There simply will not be sufficient dollars in the marketplace for today's video media leaders to sustain the mid-single digit growth that most of them require without restructuring their current business models.
(The 2014/15 network TV Upfront marketplace experience total revenue declines estimated at 4% to 5%.) Technology is enabling too many opportunities for generating audience reach at improved cost efficiencies through automated systems. Too many video media alternatives and more cost efficient ways to reach audiences effectively will eventually result in disintermediation of the traditional media/agency buyer-seller relationships that are sustaining the businesses of most TV networks, magazines and other established media. The inevitable progression of technological innovation is commoditization and disintermediation of established business models. At some point during this decade, commoditization will catch up to even the most protected media assets and those that have developed alternative revenue models will be thankful they did.

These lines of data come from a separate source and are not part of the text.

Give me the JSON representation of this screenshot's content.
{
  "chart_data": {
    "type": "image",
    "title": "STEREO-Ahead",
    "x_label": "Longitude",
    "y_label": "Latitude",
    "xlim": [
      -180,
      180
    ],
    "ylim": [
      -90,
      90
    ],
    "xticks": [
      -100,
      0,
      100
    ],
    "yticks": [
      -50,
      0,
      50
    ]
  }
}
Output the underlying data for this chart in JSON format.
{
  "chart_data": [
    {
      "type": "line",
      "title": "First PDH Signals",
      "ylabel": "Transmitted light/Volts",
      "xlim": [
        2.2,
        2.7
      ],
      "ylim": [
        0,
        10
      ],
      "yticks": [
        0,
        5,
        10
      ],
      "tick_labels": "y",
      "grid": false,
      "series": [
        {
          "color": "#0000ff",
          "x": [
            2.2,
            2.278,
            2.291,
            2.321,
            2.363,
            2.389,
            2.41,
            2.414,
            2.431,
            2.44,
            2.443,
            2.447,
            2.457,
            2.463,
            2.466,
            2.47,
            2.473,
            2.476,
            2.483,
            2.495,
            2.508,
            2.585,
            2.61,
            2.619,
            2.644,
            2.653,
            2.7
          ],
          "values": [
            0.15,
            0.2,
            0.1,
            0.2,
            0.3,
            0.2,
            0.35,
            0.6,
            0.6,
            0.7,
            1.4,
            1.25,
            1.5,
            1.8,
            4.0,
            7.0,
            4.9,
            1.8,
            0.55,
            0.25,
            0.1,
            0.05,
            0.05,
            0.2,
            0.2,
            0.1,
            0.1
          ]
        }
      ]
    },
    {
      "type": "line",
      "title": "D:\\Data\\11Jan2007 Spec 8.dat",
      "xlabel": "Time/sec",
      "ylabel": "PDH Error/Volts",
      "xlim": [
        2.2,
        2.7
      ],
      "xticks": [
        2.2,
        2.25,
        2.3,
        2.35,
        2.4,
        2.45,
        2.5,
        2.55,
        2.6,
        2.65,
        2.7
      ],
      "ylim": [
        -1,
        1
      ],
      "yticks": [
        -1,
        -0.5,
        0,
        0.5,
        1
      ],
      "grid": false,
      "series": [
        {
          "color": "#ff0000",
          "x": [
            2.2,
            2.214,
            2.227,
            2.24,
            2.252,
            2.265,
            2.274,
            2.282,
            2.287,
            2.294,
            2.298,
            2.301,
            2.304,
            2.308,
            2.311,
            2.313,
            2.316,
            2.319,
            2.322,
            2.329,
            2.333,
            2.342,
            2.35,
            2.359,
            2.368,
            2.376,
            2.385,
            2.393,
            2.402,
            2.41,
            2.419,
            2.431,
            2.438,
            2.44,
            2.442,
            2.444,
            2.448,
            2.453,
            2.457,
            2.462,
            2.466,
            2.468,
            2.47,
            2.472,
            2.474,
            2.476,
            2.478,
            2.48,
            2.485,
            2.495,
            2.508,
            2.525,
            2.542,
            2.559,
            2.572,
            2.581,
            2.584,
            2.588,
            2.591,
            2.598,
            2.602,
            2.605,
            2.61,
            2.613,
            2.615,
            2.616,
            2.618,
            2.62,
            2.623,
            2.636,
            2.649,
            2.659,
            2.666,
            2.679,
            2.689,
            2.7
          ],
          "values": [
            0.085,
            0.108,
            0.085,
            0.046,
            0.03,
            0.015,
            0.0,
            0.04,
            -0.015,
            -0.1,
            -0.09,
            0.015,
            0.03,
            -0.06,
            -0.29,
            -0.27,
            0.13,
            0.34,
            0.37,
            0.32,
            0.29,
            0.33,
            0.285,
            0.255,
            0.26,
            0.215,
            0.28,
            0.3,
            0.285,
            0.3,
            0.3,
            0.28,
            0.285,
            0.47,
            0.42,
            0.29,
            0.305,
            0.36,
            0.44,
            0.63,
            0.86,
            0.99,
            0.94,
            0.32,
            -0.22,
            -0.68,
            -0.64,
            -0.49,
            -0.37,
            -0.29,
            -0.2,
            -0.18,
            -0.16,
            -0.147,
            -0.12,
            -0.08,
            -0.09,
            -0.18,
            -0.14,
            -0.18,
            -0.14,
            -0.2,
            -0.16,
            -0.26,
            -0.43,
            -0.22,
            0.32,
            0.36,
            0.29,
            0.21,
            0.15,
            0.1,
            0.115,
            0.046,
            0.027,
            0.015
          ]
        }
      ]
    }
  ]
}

The greatest value of new media technologies is not the ability to buy audiences at progressively more cost efficient prices.
It's the ability of content producers to identify their audiences, build databases and loyalty programs, communicate directly to them and motivate them to act in measurable ways. Through these capabilities, content-centric media companies can begin attracting non-advertising marketing dollars (below-the-line) that are targeted to shopper marketing initiatives, consumer sales promotion, event marketing, social and conversational interaction, direct sales and other "below-the-line" activities.
Whether it's large screen HDTV, 3D TV, iPad, cinema, computer, mobile or screens yet to be introduced, usage is being integrated across multiple functionalities.
The media industry has been so traditionally locked into rigid silos for the past six decades that it's unnatural for many companies to understand a dynamic that is grounded in convergence and integration. Applications and tools developed for one platform will naturally be embraced by consumers on other platforms. Business models, advertising applications, research methodologies and transactional capabilities implemented by distributors, content producers and marketers will be required for multiple platforms, with the end consumer platform choices being ultimately irrelevant. Content producers must focus on screen-neutral distribution strategies and, to remain tech-relevant, advertisers must rethink their policy of buying advertising impressions exclusively through specific distribution platforms. They also need to sponsor/underwrite appropriate content and dynamically embed their messages in that content as it morphs across multiple platforms, with the consumer driving the process.